EVE Online: The Best Game That's Not
- Jared Martin
- Dec 16, 2020
- 2 min read
Updated: Sep 2, 2021
Is it the best game ever? Is it the most boring game ever?
It's unique, if anything. A small MMO usually relegated to nerdy corners of the Internet, EVE has a fascinating aura about it. And it's legitimately one-of-a-kind.
The game is a space-based exploration game, a truly open-world universe. The players are the ones that make the game tick; it's as if the developers who made the game created a universe, and then left the players to their own devices. Players mine asteroids, found in asteroid belts around the galaxy, to gain specific minerals needed to craft ships and other devices. Players barter goods through the intergalactic market, many players making an in-game living merely flipping resources, buying low and then selling high at other space stations.
I was told by a friend that after making games for everybody else, game developers had now made a game for accountants.
There's also the PVP aspect of it, too. Players band into corporations, which band into huge alliances, controlling massive swathes of the galaxy and juggling non-aggression pacts and agreements that have large impacts on the entire game. It's moments like these--especially when actual war begins--that bring EVE to the brief attention of the public eye, as ships that were the work of countless hours of countless numbers of people are destroyed in massive battles.
Because EVE has, since 2003, been run on one single, continuous server. Everything is permanent. There is no reset, no game saves, no way of recovering what has been destroyed. (There is insurance.)

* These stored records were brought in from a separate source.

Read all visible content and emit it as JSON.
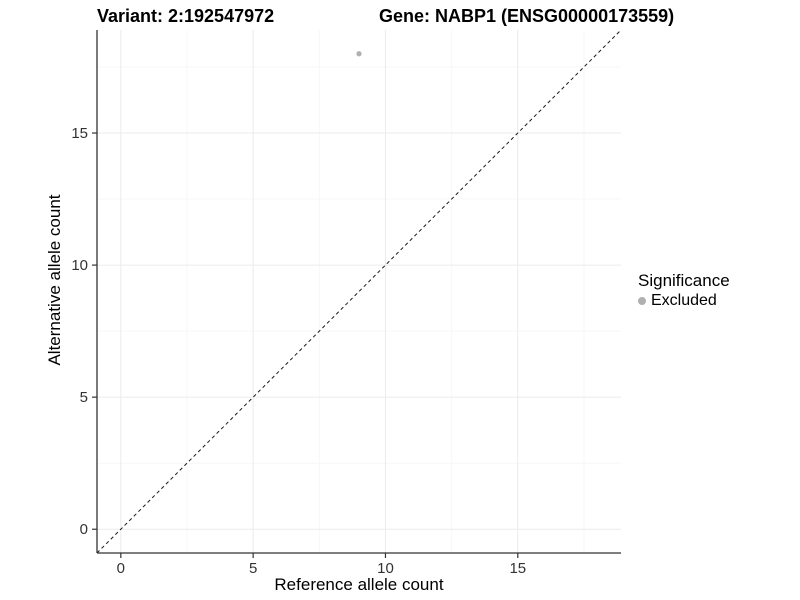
{
  "figure": {
    "title_variant": "Variant: 2:192547972",
    "title_gene": "Gene: NABP1 (ENSG00000173559)"
  },
  "chart_data": {
    "type": "scatter",
    "title": "Variant: 2:192547972  /  Gene: NABP1 (ENSG00000173559)",
    "xlabel": "Reference allele count",
    "ylabel": "Alternative allele count",
    "xlim": [
      -0.9,
      18.9
    ],
    "ylim": [
      -0.9,
      18.9
    ],
    "xticks": [
      0,
      5,
      10,
      15
    ],
    "yticks": [
      0,
      5,
      10,
      15
    ],
    "x_minor_ticks": [
      2.5,
      7.5,
      12.5,
      17.5
    ],
    "y_minor_ticks": [
      2.5,
      7.5,
      12.5,
      17.5
    ],
    "grid": "major-and-minor",
    "points": [
      {
        "x": 9,
        "y": 18,
        "series": "Excluded"
      }
    ],
    "identity_line": {
      "style": "dashed",
      "from": [
        -0.9,
        -0.9
      ],
      "to": [
        18.9,
        18.9
      ]
    },
    "legend": {
      "title": "Significance",
      "position": "right",
      "items": [
        {
          "label": "Excluded",
          "color": "#b0b0b0"
        }
      ]
    },
    "style": {
      "point_color": "#b0b0b0",
      "point_radius": 2.6,
      "grid_major_color": "#ebebeb",
      "grid_minor_color": "#f7f7f7",
      "axis_color": "#333333",
      "tick_label_color": "#333333",
      "identity_line_color": "#1a1a1a",
      "background": "#ffffff"
    }
  }
}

It's in these and other ways -- the tangible interaction of players, the high stakes, the grind and dedication and focus required to rise in the game, the permanence and risk, subtle but always there -- that make the game most like real life. There are histories written, stories told of the wars of years past, and the rise and fall of power.
But because it's still the most like real life, it's also the most boring. Most of the game is a grind, either mining for materials, buying and selling materials for profit, organizing corporations; hours and hours of work go into this game, but it is not for everyone. It's fascinating, in a way; real life, but with better graphics. I downloaded it; tried it out, but I'm not going to become obsessed with it. I can't say I personally would want to; it's really cool, but I don't have time, and even if I did, would I spend it on EVE? If I wanted to spend so much time on something so realistic, I might as well spend it on real life, if only real life had warp drives.